Billijke Vergoeding - Inning door niet-erkende controleurs - Controle
auteursrecht
volgrecht
9/5/2011 | Verzending vraag |
5/7/2011 | Antwoord |
In een antwoord op een eerdere schriftelijke vraag nr. 5-1067 over de billijke vergoeding, verstrekte de geachte minister mij informatie die meer toelichting vraagt, onder andere over de wijze van inning en de controles. Graag kreeg ik dan ook een antwoord op de volgende vragen:
1) Hoeveel niet-erkende controleurs waren er jaarlijks actief in de periode van 2001 tot 2010? Op welke wijze werden deze controleurs gerekruteerd en geselecteerd? Aan welke opschortende criteria moeten deze agenten voldoen en op welke deliberatieve criteria worden ze gescreend alvorens erkend te worden? Hoe zijn deze agenten verdeeld over de gewesten?

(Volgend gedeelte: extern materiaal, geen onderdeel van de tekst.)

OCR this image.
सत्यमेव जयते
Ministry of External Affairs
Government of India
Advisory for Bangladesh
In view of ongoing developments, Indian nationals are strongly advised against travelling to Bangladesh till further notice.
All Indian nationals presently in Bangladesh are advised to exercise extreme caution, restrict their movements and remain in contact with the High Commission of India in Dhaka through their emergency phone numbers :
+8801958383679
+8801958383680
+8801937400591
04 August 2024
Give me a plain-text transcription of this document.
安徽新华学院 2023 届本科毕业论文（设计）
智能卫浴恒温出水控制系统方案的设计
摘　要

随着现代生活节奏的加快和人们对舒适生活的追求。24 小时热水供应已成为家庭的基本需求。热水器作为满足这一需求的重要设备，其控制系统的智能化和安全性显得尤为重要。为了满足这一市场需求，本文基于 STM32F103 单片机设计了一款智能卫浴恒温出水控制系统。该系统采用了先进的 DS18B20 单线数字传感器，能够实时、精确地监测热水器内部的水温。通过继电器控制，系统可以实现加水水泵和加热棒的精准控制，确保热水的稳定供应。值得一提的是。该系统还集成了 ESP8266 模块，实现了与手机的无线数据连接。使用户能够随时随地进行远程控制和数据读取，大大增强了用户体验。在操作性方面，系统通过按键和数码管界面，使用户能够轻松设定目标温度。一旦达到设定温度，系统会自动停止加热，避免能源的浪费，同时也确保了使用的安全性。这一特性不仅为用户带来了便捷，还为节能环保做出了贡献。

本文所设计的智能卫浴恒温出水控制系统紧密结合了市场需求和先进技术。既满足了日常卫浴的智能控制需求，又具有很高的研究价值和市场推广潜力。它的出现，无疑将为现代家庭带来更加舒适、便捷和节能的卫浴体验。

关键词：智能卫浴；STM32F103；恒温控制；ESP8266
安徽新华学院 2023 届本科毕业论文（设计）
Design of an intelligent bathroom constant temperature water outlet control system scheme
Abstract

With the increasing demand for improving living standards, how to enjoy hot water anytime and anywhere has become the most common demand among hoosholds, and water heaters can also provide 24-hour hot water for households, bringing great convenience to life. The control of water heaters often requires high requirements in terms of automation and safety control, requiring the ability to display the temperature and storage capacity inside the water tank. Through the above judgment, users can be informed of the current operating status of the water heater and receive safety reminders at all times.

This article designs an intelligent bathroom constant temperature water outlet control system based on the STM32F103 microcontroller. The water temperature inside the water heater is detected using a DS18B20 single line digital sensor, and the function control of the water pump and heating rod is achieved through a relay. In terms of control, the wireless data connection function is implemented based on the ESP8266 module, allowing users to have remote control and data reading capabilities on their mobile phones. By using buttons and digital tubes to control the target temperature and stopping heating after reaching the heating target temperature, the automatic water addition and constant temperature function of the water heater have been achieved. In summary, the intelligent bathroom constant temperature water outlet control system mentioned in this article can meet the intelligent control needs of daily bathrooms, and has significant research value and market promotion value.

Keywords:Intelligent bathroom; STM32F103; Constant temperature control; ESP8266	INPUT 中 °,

2) Welke aanvullende bewijselementen moet de niet-erkende controleur leveren bij zijn vaststellingen?
3) Wat is het concrete verschil tussen een controle of vaststelling door een erkend agent en een niet-erkend controleur?
4) In welke arbeidsovereenkomst werken deze controleurs, onder welk collectieve arbeidsovereenkomst (CAO) en met welke barema's?
5) Hoeveel controles en inningen voerden deze controleurs uit, dit jaarlijks in de periode van 2001 tot 2010?
1. SIMIM en URADEX werden verzocht om deze gegevens mee te delen. Gelet op de korte termijn van antwoord welke SIMIM en URADEX kregen, beschik ik momenteel nog niet over deze gegevens. Van zodra ik over deze gegevens beschik, zal ik deze aan het geachte lid meedelen.
De controleurs van de billijke vergoeding (zowel de erkend als de niet-erkende agenten) krijgen een opleiding binnen de beheersvennootschap om hun de nodige expertise te verlenen voor het voeren van de controles. Eveneens wordt er specifiek aandacht besteed aan het onderrichten van de regels van de billijke vergoeding. Daarnaast is er ook een interne deontologische code opgesteld door SIMIM en URADEX waaraan de controleurs zich dienen te houden bij het voeren van hun controles.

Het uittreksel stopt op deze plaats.